Ask SmallBiz: Conversation Starter
Q. I often find myself face to face with prospective clients, but it feels tacky to introduce myself and start talking to them about my business services or to ask them about their needs. How can I get over this initial shyness?
A. Selling is about getting to know your customers, so you can help them solve problems. Selling is also a conversation. Most people don’t know how to open a conversation, so they avoid it, leaving precious money on the table and missing an opportunity to be of service.
Here are five normal and natural conversation starters to try next time you’re face to face with a prospective client or customer.
1. Turn a compliment into a question.
Example: Wow, I really like the way you said that and it seems you have a great grasp of your niche. Do you think your current XYZ is up to your level of expertise?
2. Use the “I’m curious” statement to open a conversation. Tip: Sometimes it helps if you incorporate an observation into your statement.
Example: I notice you advertise a lot on the radio. I’m curious: Does the money you spend on those spots pay off?
3. Use the “help me understand something” opening to get them talking.
Example: Help me understand something. I see you have a beautiful website and have written a book, so I’m scratching my head wondering how it is that you aren’t getting all the clients you want. Do you think your XYZ isn’t quite hitting the mark?
4. Comment about something you notice without asking a question. Tip: People don’t like silence, so if you wait three seconds after commenting, they’ll most likely start talking.

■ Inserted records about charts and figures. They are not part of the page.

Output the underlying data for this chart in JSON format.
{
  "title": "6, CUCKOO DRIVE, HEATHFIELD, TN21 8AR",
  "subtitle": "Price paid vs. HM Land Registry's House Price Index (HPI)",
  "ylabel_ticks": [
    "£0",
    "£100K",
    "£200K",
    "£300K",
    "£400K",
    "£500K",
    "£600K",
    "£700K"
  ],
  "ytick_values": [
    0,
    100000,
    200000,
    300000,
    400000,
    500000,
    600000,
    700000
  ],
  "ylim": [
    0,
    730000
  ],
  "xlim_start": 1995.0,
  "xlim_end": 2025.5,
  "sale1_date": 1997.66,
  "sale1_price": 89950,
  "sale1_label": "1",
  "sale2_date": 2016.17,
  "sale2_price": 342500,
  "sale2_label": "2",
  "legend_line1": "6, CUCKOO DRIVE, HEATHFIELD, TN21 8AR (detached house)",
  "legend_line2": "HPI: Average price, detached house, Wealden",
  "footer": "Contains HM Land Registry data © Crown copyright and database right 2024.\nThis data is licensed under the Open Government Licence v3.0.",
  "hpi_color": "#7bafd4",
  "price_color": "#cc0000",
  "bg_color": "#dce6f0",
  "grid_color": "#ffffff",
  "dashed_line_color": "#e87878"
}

Example: I notice you have tons of fans and followers on Facebook. You must have more customers than you can handle. (Stop and listen.)
5. Find out their secret with “Can I ask you something?”
Example: Can I ask you something? It seems you’ve enjoyed tremendous success with your XYZ. I would assume you have more clients than you can handle. How do you choose which ones to work with?
Julie Steelman, who lives in Kona, has generated more than $100 million in sales during her 30-year sales career. She is author of a new book, “The Effortless Yes: Get the Sales You Want and Make All You’ll Ever Need.”